The problem I see with SR&ED has largely been the enforcement (or lack thereof) and the complex, oblique and ambiguous rules surrounding the program. It just lends itself to exploitation the way it is being administered at present.

The changes proposed to SR&ED by the Jenkins report don’t seem all that bad: Base it more on labour costs; increase the rates (I like that part); reduce the amount of refundable credits (will surely encourage profitability); and make the pre-review process more of a pre-approval process. This all seems quite reasonable.

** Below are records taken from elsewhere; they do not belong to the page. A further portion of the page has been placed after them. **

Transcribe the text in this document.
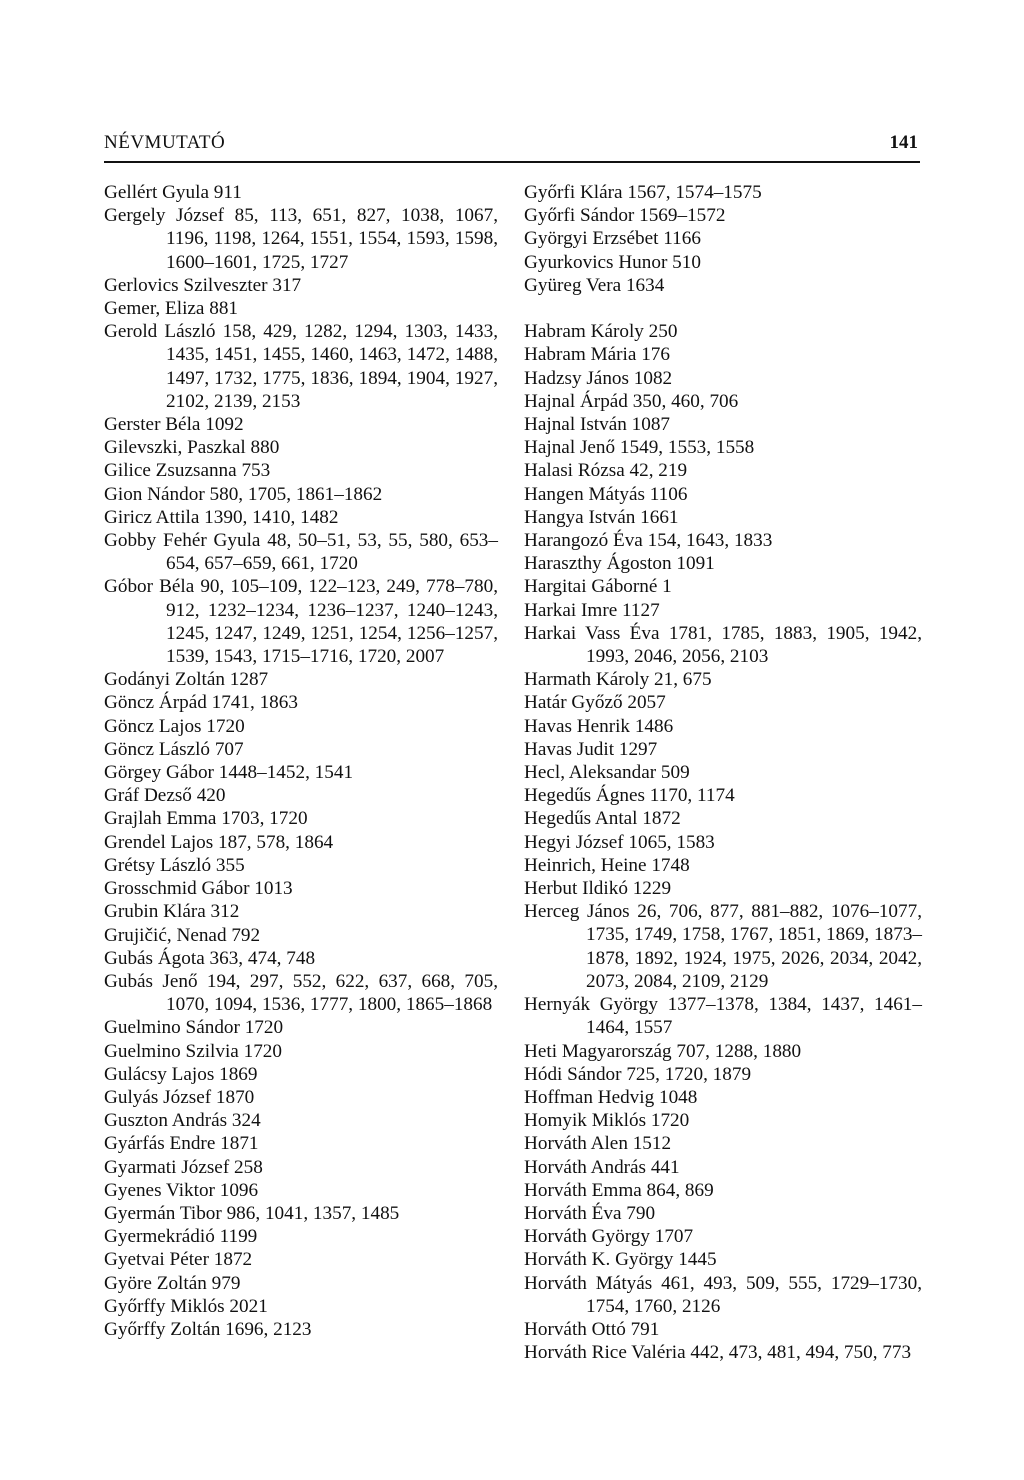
NÉVMUTATÓ	141
Gellért Gyula 911
Gergely József 85, 113, 651, 827, 1038, 1067, 1196, 1198, 1264, 1551, 1554, 1593, 1598, 1600–1601, 1725, 1727
Gerlovics Szilveszter 317
Gemer, Eliza 881
Gerold László 158, 429, 1282, 1294, 1303, 1433, 1435, 1451, 1455, 1460, 1463, 1472, 1488, 1497, 1732, 1775, 1836, 1894, 1904, 1927, 2102, 2139, 2153
Gerster Béla 1092
Gilevszki, Paszkal 880
Gilice Zsuzsanna 753
Gion Nándor 580, 1705, 1861–1862
Giricz Attila 1390, 1410, 1482
Gobby Fehér Gyula 48, 50–51, 53, 55, 580, 653–654, 657–659, 661, 1720
Góbor Béla 90, 105–109, 122–123, 249, 778–780, 912, 1232–1234, 1236–1237, 1240–1243, 1245, 1247, 1249, 1251, 1254, 1256–1257, 1539, 1543, 1715–1716, 1720, 2007
Godányi Zoltán 1287
Göncz Árpád 1741, 1863
Göncz Lajos 1720
Göncz László 707
Görgey Gábor 1448–1452, 1541
Gráf Dezső 420
Grajlah Emma 1703, 1720
Grendel Lajos 187, 578, 1864
Grétsy László 355
Grosschmid Gábor 1013
Grubin Klára 312
Grujičić, Nenad 792
Gubás Ágota 363, 474, 748
Gubás Jenő 194, 297, 552, 622, 637, 668, 705, 1070, 1094, 1536, 1777, 1800, 1865–1868
Guelmino Sándor 1720
Guelmino Szilvia 1720
Gulácsy Lajos 1869
Gulyás József 1870
Guszton András 324
Gyárfás Endre 1871
Gyarmati József 258
Gyenes Viktor 1096
Gyermán Tibor 986, 1041, 1357, 1485
Gyermekrádió 1199
Gyetvai Péter 1872
Györe Zoltán 979
Győrffy Miklós 2021
Győrffy Zoltán 1696, 2123
Győrfi Klára 1567, 1574–1575
Győrfi Sándor 1569–1572
Györgyi Erzsébet 1166
Gyurkovics Hunor 510
Gyüreg Vera 1634
Habram Károly 250
Habram Mária 176
Hadzsy János 1082
Hajnal Árpád 350, 460, 706
Hajnal István 1087
Hajnal Jenő 1549, 1553, 1558
Halasi Rózsa 42, 219
Hangen Mátyás 1106
Hangya István 1661
Harangozó Éva 154, 1643, 1833
Haraszthy Ágoston 1091
Hargitai Gáborné 1
Harkai Imre 1127
Harkai Vass Éva 1781, 1785, 1883, 1905, 1942, 1993, 2046, 2056, 2103
Harmath Károly 21, 675
Határ Győző 2057
Havas Henrik 1486
Havas Judit 1297
Hecl, Aleksandar 509
Hegedűs Ágnes 1170, 1174
Hegedűs Antal 1872
Hegyi József 1065, 1583
Heinrich, Heine 1748
Herbut Ildikó 1229
Herceg János 26, 706, 877, 881–882, 1076–1077, 1735, 1749, 1758, 1767, 1851, 1869, 1873–1878, 1892, 1924, 1975, 2026, 2034, 2042, 2073, 2084, 2109, 2129
Hernyák György 1377–1378, 1384, 1437, 1461–1464, 1557
Heti Magyarország 707, 1288, 1880
Hódi Sándor 725, 1720, 1879
Hoffman Hedvig 1048
Homyik Miklós 1720
Horváth Alen 1512
Horváth András 441
Horváth Emma 864, 869
Horváth Éva 790
Horváth György 1707
Horváth K. György 1445
Horváth Mátyás 461, 493, 509, 555, 1729–1730, 1754, 1760, 2126
Horváth Ottó 791
Horváth Rice Valéria 442, 473, 481, 494, 750, 773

They should also create some more “bright lines” in the rules. For instance: If they’re going to make the credit primarily labour-hours-based, they should prescribe that time records be kept, plain and simple. No exceptions. Currently, you are supposed to have good supporting evidence, preferably in the form of time records, but they don’t prescribe the nature of the data to be kept in those time records (and believe me there is a lot of latitude in this area). And if you don’t have good time records, they will often let you hobble together other information to support the time claimed – but that often ends up being an “allocation” based on questionable methodologies. It seems to me that it would be virtually costless to always insist on seeing the time records, and to check that they at least meet some basic characteristics before approving a claim. That would save probably $3,000,000 of the approximately $3,500,000 the government spends on SR&ED each year. And who could reasonably argue against such a rule? The beneficiaries? Hardly. It is other peoples’ money after all.